By Executive Order, Trump declared he would establish “The 1776 Commission” to inspire educators to teach students about “the miracle of American history” and to make plans to honor the 250th anniversary of our country.
Since local school districts make their own curricular decisions, and the federal government cannot legally enforce its control, Trump’s rampage against our educational systems was intended to instill fear and anger among his consistent 40 percent of supporters nationwide.
What, though, could be more patriotic and pro-American than for the people of our country to confront our racist past, the foundation on which this nation arose and whose legacy continues to oppress, divide, and divert us finally and completely from our founding principles of “liberty and justice FOR ALL”?

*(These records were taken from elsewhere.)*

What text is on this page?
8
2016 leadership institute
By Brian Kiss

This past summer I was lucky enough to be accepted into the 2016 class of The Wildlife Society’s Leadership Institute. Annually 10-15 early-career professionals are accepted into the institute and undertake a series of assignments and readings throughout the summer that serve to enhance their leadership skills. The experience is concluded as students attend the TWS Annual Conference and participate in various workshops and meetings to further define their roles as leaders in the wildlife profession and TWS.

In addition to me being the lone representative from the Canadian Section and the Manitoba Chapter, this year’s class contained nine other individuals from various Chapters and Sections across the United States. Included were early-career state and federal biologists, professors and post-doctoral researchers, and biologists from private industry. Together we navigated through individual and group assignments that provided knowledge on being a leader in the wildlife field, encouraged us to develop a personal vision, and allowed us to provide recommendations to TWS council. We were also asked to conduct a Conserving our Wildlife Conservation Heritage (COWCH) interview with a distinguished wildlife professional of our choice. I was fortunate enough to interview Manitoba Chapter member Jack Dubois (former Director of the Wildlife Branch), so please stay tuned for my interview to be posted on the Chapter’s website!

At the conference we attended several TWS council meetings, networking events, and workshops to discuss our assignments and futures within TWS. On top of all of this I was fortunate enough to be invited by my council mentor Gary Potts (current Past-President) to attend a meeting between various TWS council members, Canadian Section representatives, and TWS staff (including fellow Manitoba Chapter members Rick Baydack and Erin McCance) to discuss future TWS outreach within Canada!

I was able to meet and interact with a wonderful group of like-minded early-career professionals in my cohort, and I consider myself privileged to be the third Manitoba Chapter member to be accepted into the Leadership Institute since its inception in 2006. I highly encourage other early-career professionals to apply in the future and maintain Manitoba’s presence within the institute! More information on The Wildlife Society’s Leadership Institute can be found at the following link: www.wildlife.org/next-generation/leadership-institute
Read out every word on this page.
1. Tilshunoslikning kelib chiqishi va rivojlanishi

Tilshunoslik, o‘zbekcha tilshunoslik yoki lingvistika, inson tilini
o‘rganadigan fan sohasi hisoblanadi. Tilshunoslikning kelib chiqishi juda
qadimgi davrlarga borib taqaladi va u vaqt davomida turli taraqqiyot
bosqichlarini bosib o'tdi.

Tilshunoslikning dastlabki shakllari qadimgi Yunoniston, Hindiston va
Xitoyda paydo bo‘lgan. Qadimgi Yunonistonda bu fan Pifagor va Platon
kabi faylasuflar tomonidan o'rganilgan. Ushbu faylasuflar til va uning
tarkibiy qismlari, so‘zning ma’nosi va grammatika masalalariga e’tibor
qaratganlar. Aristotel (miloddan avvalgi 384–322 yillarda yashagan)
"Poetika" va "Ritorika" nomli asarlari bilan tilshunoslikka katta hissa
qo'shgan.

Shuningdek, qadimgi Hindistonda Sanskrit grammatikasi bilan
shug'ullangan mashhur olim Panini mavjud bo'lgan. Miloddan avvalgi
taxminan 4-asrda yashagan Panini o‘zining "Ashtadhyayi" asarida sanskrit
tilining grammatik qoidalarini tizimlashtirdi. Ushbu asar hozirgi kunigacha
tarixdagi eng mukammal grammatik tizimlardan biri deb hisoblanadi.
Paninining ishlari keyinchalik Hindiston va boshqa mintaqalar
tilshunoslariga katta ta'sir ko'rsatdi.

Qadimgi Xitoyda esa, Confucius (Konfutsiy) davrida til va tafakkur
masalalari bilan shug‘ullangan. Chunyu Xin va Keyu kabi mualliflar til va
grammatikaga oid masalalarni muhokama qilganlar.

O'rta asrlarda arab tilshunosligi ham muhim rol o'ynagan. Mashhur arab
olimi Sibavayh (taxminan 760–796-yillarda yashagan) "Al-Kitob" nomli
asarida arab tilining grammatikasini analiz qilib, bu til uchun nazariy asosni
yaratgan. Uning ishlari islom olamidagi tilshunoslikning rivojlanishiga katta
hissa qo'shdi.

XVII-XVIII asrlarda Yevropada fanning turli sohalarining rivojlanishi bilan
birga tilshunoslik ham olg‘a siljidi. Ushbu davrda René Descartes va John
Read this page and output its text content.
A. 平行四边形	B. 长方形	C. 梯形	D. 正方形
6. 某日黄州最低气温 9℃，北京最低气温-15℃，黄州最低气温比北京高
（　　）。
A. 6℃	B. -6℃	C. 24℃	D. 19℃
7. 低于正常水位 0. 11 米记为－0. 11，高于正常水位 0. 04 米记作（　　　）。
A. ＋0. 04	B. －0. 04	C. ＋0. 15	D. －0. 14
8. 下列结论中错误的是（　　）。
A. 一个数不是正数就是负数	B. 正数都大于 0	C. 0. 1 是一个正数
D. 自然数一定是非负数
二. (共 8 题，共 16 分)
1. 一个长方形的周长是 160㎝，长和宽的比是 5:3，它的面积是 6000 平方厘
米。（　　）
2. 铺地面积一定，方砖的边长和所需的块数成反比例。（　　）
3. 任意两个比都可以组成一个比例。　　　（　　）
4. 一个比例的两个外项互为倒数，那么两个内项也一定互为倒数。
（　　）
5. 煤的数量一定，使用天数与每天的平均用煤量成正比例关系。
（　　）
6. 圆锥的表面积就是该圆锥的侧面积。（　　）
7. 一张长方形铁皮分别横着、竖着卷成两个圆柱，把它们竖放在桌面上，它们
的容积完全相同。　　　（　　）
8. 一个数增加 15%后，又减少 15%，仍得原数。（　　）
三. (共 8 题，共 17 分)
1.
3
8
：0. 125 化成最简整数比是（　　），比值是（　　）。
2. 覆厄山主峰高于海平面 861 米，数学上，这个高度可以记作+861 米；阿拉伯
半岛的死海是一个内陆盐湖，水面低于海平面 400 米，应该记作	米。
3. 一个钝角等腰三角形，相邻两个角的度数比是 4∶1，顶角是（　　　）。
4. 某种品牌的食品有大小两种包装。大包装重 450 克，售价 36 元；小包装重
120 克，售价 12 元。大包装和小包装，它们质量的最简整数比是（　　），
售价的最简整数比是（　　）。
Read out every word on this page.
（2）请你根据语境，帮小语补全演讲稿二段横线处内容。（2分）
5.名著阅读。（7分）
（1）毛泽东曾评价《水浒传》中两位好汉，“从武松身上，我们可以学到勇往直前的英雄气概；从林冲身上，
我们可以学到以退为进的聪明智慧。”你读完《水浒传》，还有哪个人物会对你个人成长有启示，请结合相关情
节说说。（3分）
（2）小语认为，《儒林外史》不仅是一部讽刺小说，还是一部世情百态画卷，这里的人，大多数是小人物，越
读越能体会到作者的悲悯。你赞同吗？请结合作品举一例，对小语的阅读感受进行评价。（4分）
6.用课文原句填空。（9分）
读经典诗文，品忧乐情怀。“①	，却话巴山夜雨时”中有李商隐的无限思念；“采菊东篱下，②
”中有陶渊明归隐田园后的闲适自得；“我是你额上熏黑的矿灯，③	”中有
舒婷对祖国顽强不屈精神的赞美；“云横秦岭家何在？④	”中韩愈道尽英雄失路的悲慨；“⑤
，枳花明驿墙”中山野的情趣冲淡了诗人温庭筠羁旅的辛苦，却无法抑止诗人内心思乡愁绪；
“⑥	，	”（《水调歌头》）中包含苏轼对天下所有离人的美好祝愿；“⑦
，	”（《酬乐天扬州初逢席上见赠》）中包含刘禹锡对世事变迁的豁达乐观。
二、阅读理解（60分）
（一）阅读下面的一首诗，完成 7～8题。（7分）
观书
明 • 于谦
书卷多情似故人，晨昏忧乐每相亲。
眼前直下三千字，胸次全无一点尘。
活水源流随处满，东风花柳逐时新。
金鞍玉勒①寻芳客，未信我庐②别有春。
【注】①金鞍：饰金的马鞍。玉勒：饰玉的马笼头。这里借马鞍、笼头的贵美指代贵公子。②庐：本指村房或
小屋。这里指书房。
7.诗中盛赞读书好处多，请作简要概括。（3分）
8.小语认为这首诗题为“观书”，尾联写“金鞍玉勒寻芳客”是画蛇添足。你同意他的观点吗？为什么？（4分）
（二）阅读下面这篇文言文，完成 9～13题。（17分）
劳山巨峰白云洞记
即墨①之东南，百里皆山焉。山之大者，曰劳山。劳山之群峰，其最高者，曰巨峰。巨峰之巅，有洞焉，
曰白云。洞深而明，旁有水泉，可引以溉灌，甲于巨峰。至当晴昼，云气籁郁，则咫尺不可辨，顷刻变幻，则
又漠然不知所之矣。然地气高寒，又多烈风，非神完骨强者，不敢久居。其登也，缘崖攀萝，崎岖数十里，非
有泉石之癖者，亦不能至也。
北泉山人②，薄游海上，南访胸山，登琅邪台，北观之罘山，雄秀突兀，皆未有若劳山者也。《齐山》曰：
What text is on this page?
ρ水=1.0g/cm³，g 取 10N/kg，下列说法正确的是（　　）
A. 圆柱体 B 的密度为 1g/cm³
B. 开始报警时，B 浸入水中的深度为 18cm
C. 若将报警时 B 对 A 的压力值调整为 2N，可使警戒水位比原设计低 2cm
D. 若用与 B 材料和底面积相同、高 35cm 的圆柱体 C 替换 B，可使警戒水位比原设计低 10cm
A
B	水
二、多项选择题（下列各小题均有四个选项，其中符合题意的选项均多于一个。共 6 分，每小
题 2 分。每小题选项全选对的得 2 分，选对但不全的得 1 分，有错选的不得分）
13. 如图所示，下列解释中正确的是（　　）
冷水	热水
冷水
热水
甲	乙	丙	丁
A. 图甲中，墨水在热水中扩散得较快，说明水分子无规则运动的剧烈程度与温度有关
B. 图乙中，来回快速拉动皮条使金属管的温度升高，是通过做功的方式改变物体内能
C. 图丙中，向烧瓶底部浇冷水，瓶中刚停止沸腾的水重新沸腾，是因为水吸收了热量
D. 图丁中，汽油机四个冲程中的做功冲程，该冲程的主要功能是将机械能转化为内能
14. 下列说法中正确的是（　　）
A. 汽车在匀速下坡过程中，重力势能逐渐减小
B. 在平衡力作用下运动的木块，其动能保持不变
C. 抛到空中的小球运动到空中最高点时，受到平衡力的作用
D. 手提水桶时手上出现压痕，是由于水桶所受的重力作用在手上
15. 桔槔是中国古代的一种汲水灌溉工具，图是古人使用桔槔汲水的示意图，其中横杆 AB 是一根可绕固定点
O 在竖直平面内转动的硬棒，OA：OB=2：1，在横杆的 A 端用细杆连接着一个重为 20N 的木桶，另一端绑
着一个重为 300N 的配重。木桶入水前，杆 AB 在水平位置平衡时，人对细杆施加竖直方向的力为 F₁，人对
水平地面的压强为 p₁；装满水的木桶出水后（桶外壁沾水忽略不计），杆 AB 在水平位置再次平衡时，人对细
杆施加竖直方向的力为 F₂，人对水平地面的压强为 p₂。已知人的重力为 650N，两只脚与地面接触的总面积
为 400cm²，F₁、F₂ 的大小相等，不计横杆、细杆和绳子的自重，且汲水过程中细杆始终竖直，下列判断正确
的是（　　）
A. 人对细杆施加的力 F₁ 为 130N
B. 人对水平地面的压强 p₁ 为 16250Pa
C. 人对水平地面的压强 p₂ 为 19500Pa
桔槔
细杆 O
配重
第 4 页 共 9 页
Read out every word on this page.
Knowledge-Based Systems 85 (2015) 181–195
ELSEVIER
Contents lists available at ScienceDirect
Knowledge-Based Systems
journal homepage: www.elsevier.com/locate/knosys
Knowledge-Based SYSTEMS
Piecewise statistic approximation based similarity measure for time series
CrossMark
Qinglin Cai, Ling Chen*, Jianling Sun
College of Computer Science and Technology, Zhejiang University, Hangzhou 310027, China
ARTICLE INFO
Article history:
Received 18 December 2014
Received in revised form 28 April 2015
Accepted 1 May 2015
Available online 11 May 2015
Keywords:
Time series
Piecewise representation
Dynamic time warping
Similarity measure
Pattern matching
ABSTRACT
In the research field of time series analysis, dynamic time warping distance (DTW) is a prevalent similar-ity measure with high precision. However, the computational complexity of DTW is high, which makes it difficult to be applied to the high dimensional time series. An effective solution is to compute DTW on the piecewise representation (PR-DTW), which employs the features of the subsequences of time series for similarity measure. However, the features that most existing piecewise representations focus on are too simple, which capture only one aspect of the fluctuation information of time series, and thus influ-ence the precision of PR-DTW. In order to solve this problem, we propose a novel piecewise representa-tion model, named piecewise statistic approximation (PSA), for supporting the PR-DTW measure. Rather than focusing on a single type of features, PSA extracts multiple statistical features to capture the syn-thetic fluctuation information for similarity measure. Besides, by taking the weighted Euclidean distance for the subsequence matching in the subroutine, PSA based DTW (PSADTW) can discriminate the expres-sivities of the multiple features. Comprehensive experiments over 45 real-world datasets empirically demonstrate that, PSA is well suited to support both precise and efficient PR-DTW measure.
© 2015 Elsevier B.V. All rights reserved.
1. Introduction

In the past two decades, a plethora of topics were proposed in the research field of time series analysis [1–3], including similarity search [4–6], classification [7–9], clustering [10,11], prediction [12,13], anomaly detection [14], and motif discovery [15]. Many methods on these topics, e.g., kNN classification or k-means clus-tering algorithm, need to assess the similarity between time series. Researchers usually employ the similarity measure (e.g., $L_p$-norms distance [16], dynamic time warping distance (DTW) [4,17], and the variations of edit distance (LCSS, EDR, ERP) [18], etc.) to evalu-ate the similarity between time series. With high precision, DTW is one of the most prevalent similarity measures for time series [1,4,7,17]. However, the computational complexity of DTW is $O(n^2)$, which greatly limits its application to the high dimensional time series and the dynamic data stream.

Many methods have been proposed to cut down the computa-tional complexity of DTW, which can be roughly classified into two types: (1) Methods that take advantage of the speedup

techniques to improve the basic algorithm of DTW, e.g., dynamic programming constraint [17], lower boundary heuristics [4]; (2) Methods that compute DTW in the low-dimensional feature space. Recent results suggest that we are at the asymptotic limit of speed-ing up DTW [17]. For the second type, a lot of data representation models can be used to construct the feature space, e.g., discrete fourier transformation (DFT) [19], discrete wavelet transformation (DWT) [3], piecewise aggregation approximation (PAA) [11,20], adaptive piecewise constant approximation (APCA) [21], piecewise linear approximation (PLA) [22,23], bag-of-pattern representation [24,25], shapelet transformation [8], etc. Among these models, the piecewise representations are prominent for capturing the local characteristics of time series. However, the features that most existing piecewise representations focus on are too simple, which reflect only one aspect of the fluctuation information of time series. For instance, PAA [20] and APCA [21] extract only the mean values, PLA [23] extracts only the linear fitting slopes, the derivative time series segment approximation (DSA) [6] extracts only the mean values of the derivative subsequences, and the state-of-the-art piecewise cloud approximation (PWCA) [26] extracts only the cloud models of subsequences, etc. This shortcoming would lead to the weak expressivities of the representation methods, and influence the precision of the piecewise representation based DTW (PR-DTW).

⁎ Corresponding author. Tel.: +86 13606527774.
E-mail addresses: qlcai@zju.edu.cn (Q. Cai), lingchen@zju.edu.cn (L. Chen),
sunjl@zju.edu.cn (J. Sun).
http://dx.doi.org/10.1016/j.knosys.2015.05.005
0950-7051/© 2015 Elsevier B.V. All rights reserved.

Over the four years he occupied the Oval Office, the Trump administration assaulted our students in its attempts to promote his patriarchal Christian white supremacist agenda and it placed the very foundations of education at risk.
Unfortunately, his impact gave further permission to right-wing legislators and parents’ groups to impose their restrictive, revisionist conceptions, and total erasures of the true history of the United States, especially as related to race and racism, gender, and sexuality.